Pistachio and avocado ice cream

Ingredients:

• 3 cups of seeded watermelon
• 400ml of coconut milk
• 2 tablespoons of honey (or maple syrup)
• 150g shelled pistachio kernels
• 1 medium ripe avocado (about 160g)
• Sea salt

Method:
1. Place the pistachios into a food processor and grind to a fine powder. Then add the avocado, coconut milk, honey (or maple syrup) and a pinch of salt and blend until thick and creamy. Add salt to taste.
2. Transfer into a container and refrigerate until stiff, usually for about four or five hours.

Hummus, tahini and cocoa ice cream
Ingredients:

• 3 cups seeded watermelon
• 1 ½ cups of chickpeas (1 can – pre-cooked)
• 1/4 cup tahini
• 1/4 cup maple syrup or agave syrup, to taste
• 1/2 cup cocoa powder (Dutch process or dark chocolate, if desired)
• 1 teaspoon of vanilla extract
• 1 pinch of salt (or to taste)

Method:
1. Drain the chickpeas and place into a food processor with the rest of the ingredients.

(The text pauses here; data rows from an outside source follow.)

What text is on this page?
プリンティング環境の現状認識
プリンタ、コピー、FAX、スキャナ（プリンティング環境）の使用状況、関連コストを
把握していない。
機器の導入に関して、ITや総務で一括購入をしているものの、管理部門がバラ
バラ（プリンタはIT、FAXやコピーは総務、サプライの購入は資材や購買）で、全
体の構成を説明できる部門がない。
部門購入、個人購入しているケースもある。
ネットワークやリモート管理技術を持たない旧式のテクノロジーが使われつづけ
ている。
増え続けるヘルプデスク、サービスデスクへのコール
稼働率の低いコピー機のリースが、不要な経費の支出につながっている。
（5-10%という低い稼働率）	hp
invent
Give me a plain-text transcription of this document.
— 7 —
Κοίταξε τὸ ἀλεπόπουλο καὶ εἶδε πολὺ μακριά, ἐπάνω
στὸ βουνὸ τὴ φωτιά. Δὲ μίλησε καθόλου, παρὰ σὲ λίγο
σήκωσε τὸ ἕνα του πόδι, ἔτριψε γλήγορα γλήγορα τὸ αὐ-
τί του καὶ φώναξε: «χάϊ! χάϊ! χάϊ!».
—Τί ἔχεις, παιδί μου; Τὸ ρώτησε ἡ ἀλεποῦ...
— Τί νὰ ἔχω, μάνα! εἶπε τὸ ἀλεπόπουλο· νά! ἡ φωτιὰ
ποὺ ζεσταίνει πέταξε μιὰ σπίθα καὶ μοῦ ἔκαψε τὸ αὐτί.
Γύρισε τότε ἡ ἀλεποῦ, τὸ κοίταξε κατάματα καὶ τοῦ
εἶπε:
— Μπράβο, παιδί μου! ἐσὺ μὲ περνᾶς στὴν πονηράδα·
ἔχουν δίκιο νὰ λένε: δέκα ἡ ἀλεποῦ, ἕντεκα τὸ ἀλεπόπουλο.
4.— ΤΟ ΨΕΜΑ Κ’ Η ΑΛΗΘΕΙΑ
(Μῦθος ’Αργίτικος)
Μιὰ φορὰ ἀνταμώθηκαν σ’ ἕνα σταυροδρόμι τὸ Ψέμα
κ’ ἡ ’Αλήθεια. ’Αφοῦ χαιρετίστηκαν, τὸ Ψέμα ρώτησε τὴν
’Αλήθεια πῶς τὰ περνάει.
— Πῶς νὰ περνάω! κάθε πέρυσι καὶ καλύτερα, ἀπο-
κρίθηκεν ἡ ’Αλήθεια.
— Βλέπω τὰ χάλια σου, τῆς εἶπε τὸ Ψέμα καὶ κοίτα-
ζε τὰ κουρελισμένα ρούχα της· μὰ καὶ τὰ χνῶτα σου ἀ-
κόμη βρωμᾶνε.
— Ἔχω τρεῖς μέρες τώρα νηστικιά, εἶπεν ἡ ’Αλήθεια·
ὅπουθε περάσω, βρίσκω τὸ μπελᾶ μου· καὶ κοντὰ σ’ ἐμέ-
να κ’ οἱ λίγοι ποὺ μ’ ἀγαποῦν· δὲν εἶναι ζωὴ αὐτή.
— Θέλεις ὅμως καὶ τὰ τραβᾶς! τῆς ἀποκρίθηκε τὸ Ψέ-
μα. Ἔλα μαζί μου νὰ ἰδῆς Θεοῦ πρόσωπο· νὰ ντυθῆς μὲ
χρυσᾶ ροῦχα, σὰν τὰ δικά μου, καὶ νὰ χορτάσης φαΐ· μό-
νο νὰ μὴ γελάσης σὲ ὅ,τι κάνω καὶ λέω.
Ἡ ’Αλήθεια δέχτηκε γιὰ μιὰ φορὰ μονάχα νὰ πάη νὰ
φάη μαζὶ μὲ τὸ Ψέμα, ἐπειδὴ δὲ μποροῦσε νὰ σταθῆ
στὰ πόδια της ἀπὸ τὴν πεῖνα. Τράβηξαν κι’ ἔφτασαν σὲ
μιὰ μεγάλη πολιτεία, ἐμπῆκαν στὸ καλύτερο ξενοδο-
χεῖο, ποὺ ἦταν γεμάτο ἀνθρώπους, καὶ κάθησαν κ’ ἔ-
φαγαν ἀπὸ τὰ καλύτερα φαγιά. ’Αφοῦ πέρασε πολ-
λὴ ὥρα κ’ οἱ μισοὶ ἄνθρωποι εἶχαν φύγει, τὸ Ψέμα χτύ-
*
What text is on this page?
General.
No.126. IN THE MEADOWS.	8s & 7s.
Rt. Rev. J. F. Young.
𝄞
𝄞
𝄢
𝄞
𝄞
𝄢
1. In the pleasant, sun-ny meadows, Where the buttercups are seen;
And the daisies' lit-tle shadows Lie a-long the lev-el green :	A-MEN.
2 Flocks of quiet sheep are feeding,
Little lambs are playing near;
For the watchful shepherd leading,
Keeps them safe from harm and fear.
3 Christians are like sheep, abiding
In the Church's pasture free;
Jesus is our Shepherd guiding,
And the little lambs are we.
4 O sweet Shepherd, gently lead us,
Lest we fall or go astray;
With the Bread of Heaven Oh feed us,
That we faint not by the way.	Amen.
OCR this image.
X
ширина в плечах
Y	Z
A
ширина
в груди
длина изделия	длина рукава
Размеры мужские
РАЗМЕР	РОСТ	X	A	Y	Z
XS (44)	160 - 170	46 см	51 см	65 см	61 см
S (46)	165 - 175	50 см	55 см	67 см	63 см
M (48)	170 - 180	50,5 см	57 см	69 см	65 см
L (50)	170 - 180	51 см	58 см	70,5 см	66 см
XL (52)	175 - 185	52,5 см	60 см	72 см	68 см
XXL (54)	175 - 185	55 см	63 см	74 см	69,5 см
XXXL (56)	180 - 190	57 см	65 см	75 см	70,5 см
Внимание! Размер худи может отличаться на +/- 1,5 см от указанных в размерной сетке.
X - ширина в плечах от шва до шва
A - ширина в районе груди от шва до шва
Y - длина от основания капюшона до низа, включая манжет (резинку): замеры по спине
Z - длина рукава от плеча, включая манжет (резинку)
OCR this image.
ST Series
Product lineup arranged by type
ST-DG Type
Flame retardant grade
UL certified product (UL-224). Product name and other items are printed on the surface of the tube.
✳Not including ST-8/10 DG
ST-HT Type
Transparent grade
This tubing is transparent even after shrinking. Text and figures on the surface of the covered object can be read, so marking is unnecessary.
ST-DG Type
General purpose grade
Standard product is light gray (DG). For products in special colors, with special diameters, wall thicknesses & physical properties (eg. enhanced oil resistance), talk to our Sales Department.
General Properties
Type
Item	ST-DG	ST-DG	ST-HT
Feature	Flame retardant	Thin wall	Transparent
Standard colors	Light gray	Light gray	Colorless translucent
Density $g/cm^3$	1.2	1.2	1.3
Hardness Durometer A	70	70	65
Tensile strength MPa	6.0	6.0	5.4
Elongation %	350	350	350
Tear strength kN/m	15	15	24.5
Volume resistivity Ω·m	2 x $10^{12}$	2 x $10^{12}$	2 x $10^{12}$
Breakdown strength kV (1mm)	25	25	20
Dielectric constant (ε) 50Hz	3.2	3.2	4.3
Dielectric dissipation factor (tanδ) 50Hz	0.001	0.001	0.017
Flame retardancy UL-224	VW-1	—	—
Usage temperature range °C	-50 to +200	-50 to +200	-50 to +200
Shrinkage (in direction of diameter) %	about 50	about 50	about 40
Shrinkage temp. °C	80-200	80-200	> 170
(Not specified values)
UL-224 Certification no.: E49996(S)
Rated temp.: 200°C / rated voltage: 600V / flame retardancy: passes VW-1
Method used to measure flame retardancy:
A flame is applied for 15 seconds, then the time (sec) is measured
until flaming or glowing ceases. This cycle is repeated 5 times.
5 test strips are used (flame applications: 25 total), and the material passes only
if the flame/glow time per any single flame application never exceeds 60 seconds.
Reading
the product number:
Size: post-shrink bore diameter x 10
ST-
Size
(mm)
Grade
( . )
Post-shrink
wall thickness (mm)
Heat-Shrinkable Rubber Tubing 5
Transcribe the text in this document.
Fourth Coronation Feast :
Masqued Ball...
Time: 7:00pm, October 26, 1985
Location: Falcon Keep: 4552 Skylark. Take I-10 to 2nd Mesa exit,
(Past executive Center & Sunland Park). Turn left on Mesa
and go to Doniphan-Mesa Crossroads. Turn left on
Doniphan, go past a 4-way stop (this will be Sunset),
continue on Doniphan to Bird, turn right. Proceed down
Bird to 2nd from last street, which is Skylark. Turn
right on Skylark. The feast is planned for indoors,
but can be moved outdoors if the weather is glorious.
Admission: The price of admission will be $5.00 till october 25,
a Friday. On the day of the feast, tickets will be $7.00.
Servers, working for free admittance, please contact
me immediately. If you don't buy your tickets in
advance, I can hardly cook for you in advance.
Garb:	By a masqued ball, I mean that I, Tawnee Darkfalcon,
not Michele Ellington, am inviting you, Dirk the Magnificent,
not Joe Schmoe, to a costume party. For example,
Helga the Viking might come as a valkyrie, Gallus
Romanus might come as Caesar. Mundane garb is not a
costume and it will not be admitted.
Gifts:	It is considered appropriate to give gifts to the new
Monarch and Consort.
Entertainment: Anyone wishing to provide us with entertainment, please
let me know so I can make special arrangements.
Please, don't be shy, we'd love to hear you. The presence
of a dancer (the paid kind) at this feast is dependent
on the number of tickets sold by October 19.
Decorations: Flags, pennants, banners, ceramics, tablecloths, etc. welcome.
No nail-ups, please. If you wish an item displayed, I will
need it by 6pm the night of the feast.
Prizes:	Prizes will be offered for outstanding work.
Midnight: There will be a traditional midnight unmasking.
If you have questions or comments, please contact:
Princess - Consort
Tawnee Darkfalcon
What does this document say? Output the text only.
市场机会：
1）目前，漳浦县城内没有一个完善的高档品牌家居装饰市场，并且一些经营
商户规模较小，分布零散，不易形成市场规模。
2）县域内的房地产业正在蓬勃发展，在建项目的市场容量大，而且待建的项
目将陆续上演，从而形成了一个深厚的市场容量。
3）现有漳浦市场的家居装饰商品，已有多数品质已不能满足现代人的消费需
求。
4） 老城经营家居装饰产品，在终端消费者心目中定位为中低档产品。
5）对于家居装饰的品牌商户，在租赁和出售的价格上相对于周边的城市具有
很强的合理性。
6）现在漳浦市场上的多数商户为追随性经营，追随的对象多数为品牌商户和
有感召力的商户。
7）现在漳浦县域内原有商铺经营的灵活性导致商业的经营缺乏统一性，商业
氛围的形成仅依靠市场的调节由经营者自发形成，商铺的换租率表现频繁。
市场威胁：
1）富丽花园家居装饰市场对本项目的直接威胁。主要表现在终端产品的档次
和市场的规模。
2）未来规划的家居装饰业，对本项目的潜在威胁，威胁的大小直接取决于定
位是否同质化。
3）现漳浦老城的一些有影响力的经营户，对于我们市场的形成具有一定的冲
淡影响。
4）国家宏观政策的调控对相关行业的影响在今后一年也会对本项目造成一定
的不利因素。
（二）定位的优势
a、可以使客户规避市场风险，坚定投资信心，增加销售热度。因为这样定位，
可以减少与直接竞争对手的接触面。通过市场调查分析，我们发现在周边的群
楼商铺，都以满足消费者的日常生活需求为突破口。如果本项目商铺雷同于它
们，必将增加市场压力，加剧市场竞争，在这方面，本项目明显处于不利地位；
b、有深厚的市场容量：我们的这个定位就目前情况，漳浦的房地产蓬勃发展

Blend to a creamy consistency, adding water if necessary.
2. Transfer into a container and refrigerate until stiff, usually for about four or five hours.

Coconut and mango ice cream

Ingredients:

• 1 or two overripe mangos
• 1 can of full-fat coconut milk or 400ml of milk
• 1 to 2 tablespoon of honey depending on the sweetness of the mangoes (or use a little maple syrup if you prefer)
• 1 teaspoon of vanilla extract

Method:
1. Combine the ingredients into a food processor or blender until smooth and creamy.
2. Transfer into a container and refrigerate until stiff, usually for about four or five hours.